In 1934, the Imperial House made a donation of 50,000 yen for the construction of the hospital. It made the campaign gather the momentum. In March 1935, the Committee on the Construction of the São Paulo Japanese Hospital was established, which was made up of influential members of the Japanese community in Brazil. It was decided that the construction cost should be 800,000 yen and that among the cost, 250,000 yen should be provided by the Japanese Government as financial aid, 400,000 yen raised in Japan and 100,000 yen raised from Japanese residing in Brazil. The "Association for the Patronage of the São Paulo Japanese Hospital Construction" (chaired by former Prime Minister Minoru Saito) was established in Japan through the mediation of the Ministry of Foreign Affairs in August 1935, and the fundraising commenced in Japan.

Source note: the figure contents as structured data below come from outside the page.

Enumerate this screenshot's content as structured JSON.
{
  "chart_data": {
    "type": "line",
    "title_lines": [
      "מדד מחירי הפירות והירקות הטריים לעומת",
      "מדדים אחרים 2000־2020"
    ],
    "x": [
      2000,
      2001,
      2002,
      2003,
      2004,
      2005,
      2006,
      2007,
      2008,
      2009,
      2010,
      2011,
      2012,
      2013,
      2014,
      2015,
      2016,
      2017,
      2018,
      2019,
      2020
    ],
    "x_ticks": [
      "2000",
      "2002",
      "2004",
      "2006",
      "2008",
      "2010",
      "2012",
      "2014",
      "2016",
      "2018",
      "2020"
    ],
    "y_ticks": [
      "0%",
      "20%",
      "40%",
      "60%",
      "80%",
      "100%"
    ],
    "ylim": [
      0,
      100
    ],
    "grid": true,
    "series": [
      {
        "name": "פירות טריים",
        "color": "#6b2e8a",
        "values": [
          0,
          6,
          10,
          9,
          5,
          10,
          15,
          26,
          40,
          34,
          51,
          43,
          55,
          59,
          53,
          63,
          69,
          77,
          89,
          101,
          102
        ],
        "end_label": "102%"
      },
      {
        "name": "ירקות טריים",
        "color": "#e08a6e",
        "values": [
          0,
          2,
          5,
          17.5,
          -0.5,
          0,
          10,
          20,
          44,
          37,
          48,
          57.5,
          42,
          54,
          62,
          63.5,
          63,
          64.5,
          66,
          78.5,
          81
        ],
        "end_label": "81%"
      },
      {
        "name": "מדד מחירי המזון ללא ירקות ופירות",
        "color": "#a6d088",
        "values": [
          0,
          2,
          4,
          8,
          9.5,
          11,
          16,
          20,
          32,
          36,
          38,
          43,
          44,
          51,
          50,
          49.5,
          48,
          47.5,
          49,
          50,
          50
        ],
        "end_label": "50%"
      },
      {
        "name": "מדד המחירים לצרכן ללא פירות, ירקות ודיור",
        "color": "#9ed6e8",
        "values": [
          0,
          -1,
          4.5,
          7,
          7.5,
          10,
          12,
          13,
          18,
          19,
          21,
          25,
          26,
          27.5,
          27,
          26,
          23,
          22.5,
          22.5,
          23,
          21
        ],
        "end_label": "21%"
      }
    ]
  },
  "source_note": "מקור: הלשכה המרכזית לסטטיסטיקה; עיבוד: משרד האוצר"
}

Inauguration of the Japanese Hospital

The construction of the hospital building was started in August 1936, and completed in April 1939. The hospital began its operation soon after the completion. The construction cost of the hospital increased to 4,979 contos (about 1,000,000 yen). The hospital officially called "Sociedade Brasileira e Japonesa de Beneficência Santa Cruz Hospital (the Japan and Brazil Charitable Society Santa Cruz Hospital), was a general hospital with 76 patient rooms and 200 beds, the building of which was the largest of Japanese-owned ones overseas in the prewar period, with an area of 1,460 m2 and had five floors above ground and one floor below ground. After the severing of diplomatic relations between Brazil and Japan with the outbreak of the Pacific War in 1942, the hospital was seized as enemy assets and the Japanese Hospital management right were transferred to a non-Japanese. The right had not returned to a Japanese for a long time since then, however finally returned to a Japanese in February 1990 as a result of years-long efforts by the Japanese community.